There is an interesting wall of plaques telling the story of the Los Rios District.  The first plaque reads: "Like much of San Juan Capistrano, the Los Rios Street Historic District and surrounding area was home to Native Americans of the Acjachemen Nation before Mission San Juan Capistrano was established in 1776.  The first adobe homes for Mission neophytes (that's what the Spanish called Native Americans) and soldiers were built here in 1794, some of which remain to this day, including the Rios Adobe, Montanez Adobe and Silvas Adobe.  Wood-framed structures began to be built in the late 1880s and into the early 1900s.  The Los Rios Street Historic District is the oldest continually occupied residential street in California.  Many historic families of San Juan were and are connected to the Los Rios area, including the Rios, Lobo, Ramos, Yorba, Labat, Olivares and other families.  The Los Rios Street Historic District was listed in the National Register of Historic Places in 1983.  The area's rich history is depicted by the photographic plaques placed along this Historic Depiction Program wall in 2009."  Not many people there seemed interested in the plaques, unfortunately.


The plaques tell interesting stories of people who lived here, like Modesta Avila...


In 1889, Modesta Avila objected to the Santa Fe railroad running through her mother's land and hung a line of laundry across the tracks.  Although she removed it before the train arrived, she was later charged and convicted of a felony, sentenced to three years in San Quentin, and died there at age 22 after serving two years of her sentence.

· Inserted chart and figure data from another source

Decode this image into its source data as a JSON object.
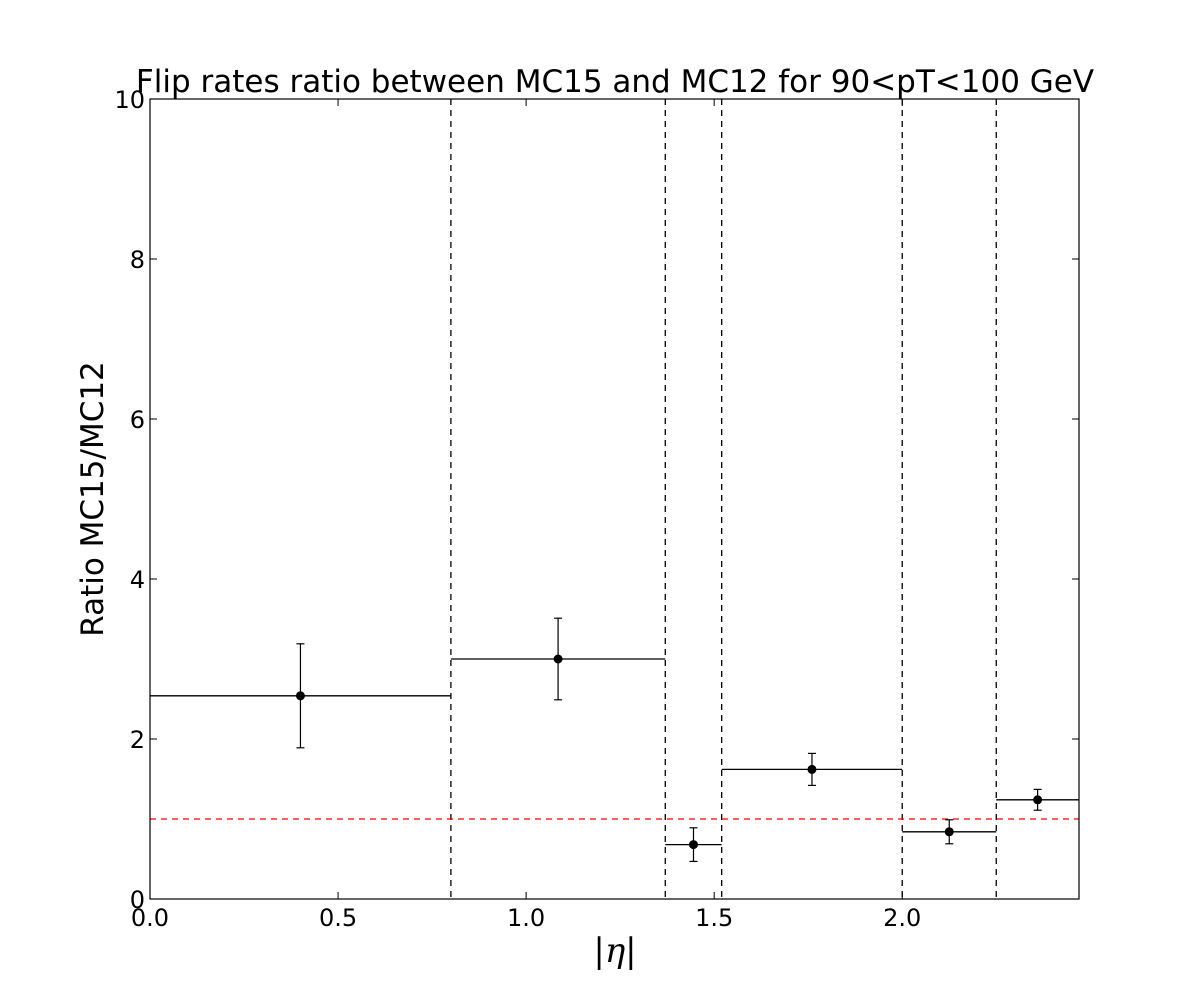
{
  "chart_data": {
    "type": "scatter",
    "title": "Flip rates ratio between MC15 and MC12 for 90<pT<100 GeV",
    "xlabel": "|η|",
    "ylabel": "Ratio MC15/MC12",
    "xlim": [
      0.0,
      2.47
    ],
    "ylim": [
      0,
      10
    ],
    "x_ticks": [
      "0.0",
      "0.5",
      "1.0",
      "1.5",
      "2.0"
    ],
    "x_tick_values": [
      0.0,
      0.5,
      1.0,
      1.5,
      2.0
    ],
    "y_ticks": [
      "0",
      "2",
      "4",
      "6",
      "8",
      "10"
    ],
    "y_tick_values": [
      0,
      2,
      4,
      6,
      8,
      10
    ],
    "grid": false,
    "bin_edges": [
      0.0,
      0.8,
      1.37,
      1.52,
      2.0,
      2.25,
      2.47
    ],
    "series": [
      {
        "points": [
          {
            "x": 0.4,
            "y": 2.54,
            "x_low": 0.0,
            "x_high": 0.8,
            "y_err": 0.65
          },
          {
            "x": 1.085,
            "y": 3.0,
            "x_low": 0.8,
            "x_high": 1.37,
            "y_err": 0.51
          },
          {
            "x": 1.445,
            "y": 0.68,
            "x_low": 1.37,
            "x_high": 1.52,
            "y_err": 0.21
          },
          {
            "x": 1.76,
            "y": 1.62,
            "x_low": 1.52,
            "x_high": 2.0,
            "y_err": 0.2
          },
          {
            "x": 2.125,
            "y": 0.84,
            "x_low": 2.0,
            "x_high": 2.25,
            "y_err": 0.15
          },
          {
            "x": 2.36,
            "y": 1.24,
            "x_low": 2.25,
            "x_high": 2.47,
            "y_err": 0.13
          }
        ]
      }
    ],
    "reference_line": {
      "y": 1.0,
      "color": "#ff0000",
      "style": "dashed"
    },
    "bin_edge_line_color": "#000000",
    "marker_color": "#000000"
  }
}
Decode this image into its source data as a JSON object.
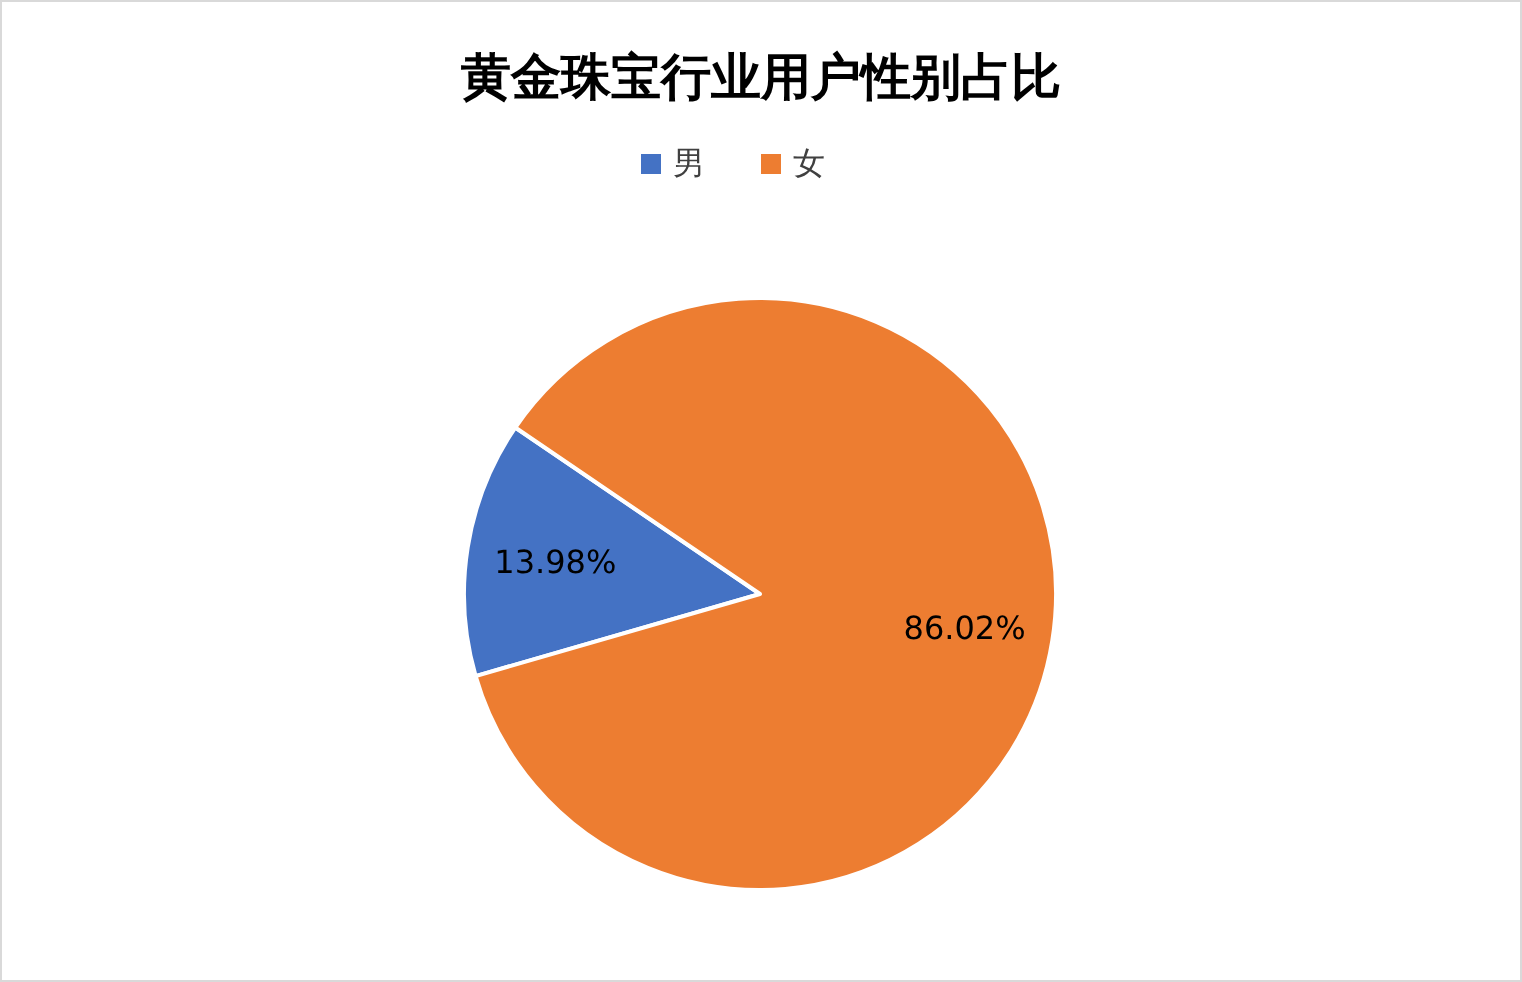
{
  "chart_data": {
    "type": "pie",
    "title": "黄金珠宝行业用户性别占比",
    "categories": [
      "男",
      "女"
    ],
    "values": [
      13.98,
      86.02
    ],
    "value_labels": [
      "13.98%",
      "86.02%"
    ],
    "colors": [
      "#4472c4",
      "#ed7d31"
    ],
    "legend": "top"
  }
}
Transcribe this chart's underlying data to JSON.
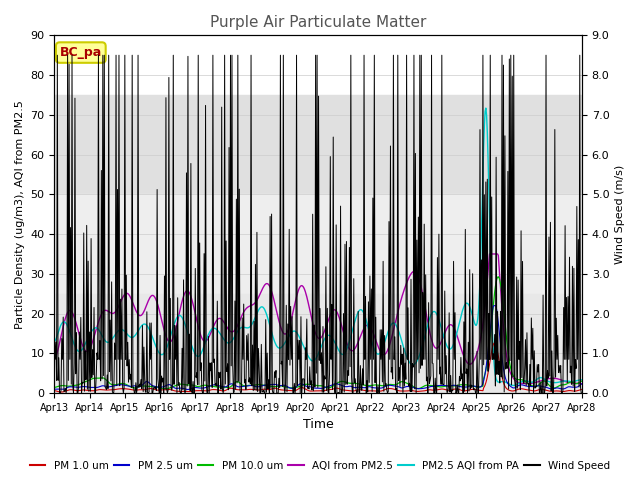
{
  "title": "Purple Air Particulate Matter",
  "xlabel": "Time",
  "ylabel_left": "Particle Density (ug/m3), AQI from PM2.5",
  "ylabel_right": "Wind Speed (m/s)",
  "ylim_left": [
    0,
    90
  ],
  "ylim_right": [
    0,
    9.0
  ],
  "yticks_left": [
    0,
    10,
    20,
    30,
    40,
    50,
    60,
    70,
    80,
    90
  ],
  "yticks_right": [
    0.0,
    1.0,
    2.0,
    3.0,
    4.0,
    5.0,
    6.0,
    7.0,
    8.0,
    9.0
  ],
  "xtick_labels": [
    "Apr 13",
    "Apr 14",
    "Apr 15",
    "Apr 16",
    "Apr 17",
    "Apr 18",
    "Apr 19",
    "Apr 20",
    "Apr 21",
    "Apr 22",
    "Apr 23",
    "Apr 24",
    "Apr 25",
    "Apr 26",
    "Apr 27",
    "Apr 28"
  ],
  "annotation_text": "BC_pa",
  "annotation_color": "#aa0000",
  "annotation_bg": "#ffff99",
  "annotation_border": "#cccc00",
  "bg_white": [
    75,
    90
  ],
  "bg_light": [
    50,
    75
  ],
  "bg_medium": [
    25,
    50
  ],
  "bg_dark": [
    0,
    25
  ],
  "bg_white_color": "#ffffff",
  "bg_light_color": "#e8e8e8",
  "bg_medium_color": "#d8d8d8",
  "bg_dark_color": "#ececec",
  "legend_items": [
    {
      "label": "PM 1.0 um",
      "color": "#cc0000"
    },
    {
      "label": "PM 2.5 um",
      "color": "#0000cc"
    },
    {
      "label": "PM 10.0 um",
      "color": "#00bb00"
    },
    {
      "label": "AQI from PM2.5",
      "color": "#aa00aa"
    },
    {
      "label": "PM2.5 AQI from PA",
      "color": "#00cccc"
    },
    {
      "label": "Wind Speed",
      "color": "#000000"
    }
  ],
  "n_points": 720,
  "title_color": "#555555",
  "title_fontsize": 11
}
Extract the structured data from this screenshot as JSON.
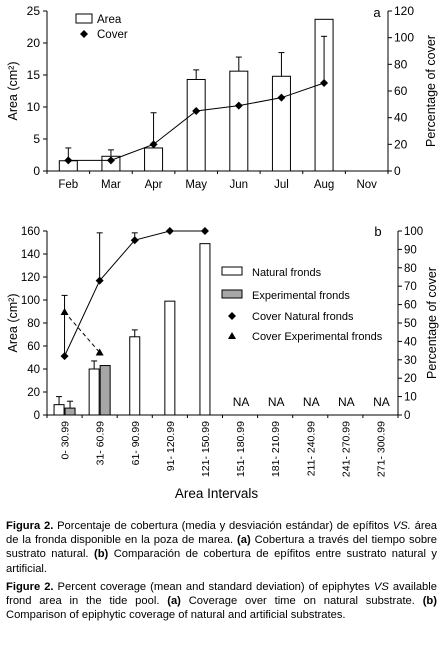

Clarence Lobo lived on Los Rios Street for much of his life, and was elected chief of the Juaneno Band of Mission Indians, Acjachmen Nation, in 1946.  He represented his nation for 39 years seeking to obtain federal recognition for the Juanenos and championing the plight of Native Americans.

Native American scholar Edward D. Castillo writes, “Despite romantic portraits of California missions they were essentially coersive labor camps organized primarily to benefit the colonizers.”  Because of diseases and conflict with the Spanish colonizers, about 100,000 or nearly a third of the total Native American population of California died as a direct result of the California missions.  

Maybe one of reasons why the real history of the California Missions is not widely known and talked about is because it's SUPER depressing, and bad for tourism and business.